Sweeping changes to Indiana's A-to-F ranking standards for public schools have been approved despite complaints that
the new rules are too complex for schools and parents to understand.
The State Board of Education voted 6-2 Wednesday for the changes. The overhaul means the grading scale for Indiana's
schools will now be attached to a new evaluation system that gives schools more credit when students' test scores grow
faster than their peers, The Indianapolis Star reported.
The changes also add new measures to gauge how well schools prepare students for college and careers.
A wide spectrum of educators and education-focused groups opposed the rules, however, calling them too complex. They also
said one growth measure was potentially unfair to schools.
Board members said that while the system is not perfect, it provides more information and greater flexibility than the old
system.
State schools superintendent Tony Bennett said complexity could not be avoided in getting a deeper understanding of school
performance. Bennett also said the new policy is flexible and will allow education officials to "go back and revisit
them" to make later changes.
Indiana replaced its school rating categories with A to F grades last summer, though the methods used to rank schools remained
unchanged for 2011. Bennett had promised an overhauled school rating system for this year, and the changes approved Thursday
spell out the criteria or logic used to determine each of those grades, said State Department of Education spokeswoman Stephanie
Sample.
Indiana's public schools will get their first letter grades based on that new criteria this fall. The grades will reflect
schools' performance during the 2011-12 school year, Sample said.
Indiana also sought a waiver from the accountability requirements of the federal No Child Left Behind law in its pursuit
of creating a new system for judging school quality. The state submitted its new A-to-F proposal to show how it planned to
do so.
Indiana is also implementing "common core" standards that will be shared by 45 other states and eventually bring
new tests that could replace ISTEP, the state's standardized achievement test.

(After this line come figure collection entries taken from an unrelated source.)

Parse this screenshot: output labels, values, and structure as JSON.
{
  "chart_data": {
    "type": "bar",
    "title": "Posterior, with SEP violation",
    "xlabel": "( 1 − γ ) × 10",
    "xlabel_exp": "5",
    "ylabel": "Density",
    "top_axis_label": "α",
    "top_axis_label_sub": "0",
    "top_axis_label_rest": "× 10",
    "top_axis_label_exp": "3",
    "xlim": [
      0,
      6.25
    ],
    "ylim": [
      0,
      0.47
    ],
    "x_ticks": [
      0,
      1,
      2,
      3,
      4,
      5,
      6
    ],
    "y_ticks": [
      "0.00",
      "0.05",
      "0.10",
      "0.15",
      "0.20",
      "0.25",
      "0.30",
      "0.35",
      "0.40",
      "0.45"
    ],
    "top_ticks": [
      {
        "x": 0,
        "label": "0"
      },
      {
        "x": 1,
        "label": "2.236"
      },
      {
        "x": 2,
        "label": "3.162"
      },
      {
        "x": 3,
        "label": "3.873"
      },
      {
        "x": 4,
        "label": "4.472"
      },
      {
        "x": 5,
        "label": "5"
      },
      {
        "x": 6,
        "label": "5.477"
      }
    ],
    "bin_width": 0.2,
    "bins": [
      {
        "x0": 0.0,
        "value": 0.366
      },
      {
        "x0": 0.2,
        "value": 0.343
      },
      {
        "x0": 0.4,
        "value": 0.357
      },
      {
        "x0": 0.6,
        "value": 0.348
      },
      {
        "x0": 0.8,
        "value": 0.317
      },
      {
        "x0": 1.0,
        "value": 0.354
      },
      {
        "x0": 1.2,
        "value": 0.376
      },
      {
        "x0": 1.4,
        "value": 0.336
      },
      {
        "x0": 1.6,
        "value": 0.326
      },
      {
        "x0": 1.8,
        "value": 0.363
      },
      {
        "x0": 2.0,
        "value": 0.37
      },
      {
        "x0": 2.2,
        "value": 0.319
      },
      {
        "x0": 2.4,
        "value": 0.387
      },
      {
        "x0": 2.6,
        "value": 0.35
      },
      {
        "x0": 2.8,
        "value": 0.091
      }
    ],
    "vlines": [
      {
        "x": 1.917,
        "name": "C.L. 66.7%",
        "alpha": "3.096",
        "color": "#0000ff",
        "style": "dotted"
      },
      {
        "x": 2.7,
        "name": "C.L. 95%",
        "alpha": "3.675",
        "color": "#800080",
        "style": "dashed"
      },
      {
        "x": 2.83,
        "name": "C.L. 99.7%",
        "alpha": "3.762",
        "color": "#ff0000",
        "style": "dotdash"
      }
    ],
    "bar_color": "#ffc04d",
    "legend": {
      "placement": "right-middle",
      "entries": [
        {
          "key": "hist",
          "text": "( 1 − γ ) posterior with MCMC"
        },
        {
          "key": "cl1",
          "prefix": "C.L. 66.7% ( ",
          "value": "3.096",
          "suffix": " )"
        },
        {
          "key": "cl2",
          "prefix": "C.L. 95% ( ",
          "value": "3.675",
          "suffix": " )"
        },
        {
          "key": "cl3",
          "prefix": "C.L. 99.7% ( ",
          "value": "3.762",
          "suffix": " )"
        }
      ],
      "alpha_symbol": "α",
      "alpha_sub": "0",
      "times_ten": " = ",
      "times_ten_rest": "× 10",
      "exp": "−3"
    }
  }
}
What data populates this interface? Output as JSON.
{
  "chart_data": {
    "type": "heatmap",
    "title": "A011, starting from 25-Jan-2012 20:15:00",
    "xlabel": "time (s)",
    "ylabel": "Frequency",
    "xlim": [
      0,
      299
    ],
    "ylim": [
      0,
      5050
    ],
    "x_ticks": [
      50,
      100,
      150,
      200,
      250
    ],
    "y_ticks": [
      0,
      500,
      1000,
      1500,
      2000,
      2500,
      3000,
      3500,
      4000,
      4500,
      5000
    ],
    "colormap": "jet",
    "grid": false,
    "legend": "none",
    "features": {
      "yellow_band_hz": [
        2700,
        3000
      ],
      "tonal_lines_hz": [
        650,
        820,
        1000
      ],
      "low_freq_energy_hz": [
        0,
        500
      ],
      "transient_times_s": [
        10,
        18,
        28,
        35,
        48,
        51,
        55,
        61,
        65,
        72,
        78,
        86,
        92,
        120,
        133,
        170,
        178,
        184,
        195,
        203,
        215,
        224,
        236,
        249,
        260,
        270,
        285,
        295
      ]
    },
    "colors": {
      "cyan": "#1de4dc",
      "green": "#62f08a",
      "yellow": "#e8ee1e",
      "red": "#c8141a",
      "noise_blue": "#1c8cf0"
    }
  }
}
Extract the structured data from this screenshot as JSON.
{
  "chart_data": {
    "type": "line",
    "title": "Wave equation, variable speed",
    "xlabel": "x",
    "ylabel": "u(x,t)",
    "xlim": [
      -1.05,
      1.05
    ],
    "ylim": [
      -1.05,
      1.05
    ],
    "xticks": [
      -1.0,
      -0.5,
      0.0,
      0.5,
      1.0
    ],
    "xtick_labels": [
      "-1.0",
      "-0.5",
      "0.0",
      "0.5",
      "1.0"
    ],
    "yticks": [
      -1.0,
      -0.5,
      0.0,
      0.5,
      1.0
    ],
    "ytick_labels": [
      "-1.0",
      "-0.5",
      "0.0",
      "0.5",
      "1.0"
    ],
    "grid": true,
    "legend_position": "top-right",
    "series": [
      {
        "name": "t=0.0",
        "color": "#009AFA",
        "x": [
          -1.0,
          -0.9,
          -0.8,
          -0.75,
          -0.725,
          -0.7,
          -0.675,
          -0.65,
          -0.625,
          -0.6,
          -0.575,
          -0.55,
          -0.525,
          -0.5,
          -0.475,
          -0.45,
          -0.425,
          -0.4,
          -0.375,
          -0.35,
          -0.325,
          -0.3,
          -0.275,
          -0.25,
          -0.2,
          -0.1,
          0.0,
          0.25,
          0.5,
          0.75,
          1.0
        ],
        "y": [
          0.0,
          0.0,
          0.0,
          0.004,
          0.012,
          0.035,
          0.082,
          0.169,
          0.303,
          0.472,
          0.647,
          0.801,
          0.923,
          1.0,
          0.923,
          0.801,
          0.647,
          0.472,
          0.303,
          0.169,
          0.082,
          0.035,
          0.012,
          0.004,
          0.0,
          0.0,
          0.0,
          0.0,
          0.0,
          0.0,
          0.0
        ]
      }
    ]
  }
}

The new system is built on three primary test factors that judge if students have reached proficiency, how much they improved
and how their growth compared to other students on their testing level.
But the growth measure has proved controversial.
Based on ideas borrowed from Colorado, it only gives students credit for "high growth" if their gain is better
than two-thirds of all students at their testing level. Because this measure is percentage based, only a third of students
will be able to reach it — no matter how much their scores go up.
Some educators worry that could handicap some schools if their students make solid growth but growth across the state is
even better.
State Board of Education member Mike Pettibone raised that concern, saying the state should want a student's test scores
to reflect at least a year's gain over a year's time.
But the model would allow students to be labeled "high growth" with less than a year's gain in test scores
if students across the state did poorly in general. Or they could miss out on being labeled "high growth" even if
they made more than a year's gain if students statewide scored higher than usual.
Board member David Shane argued that the system's advantages outweigh those weaknesses.
"I'm not sure I love all of it but I find it intriguing that schools are being judged on how well they got their
kids to learn," he said.
Board member Jo Blacketor said she was most concerned by reports that schools and parents had difficulty understanding how
their schools received their grades. A simulation of the new system saw some grades jump or fall dramatically.
Blacketor said A-to-F was supposed to be easier for parents to understand, not harder.
"It is not transparent to the general public," she said. "It is not simple. It is complex."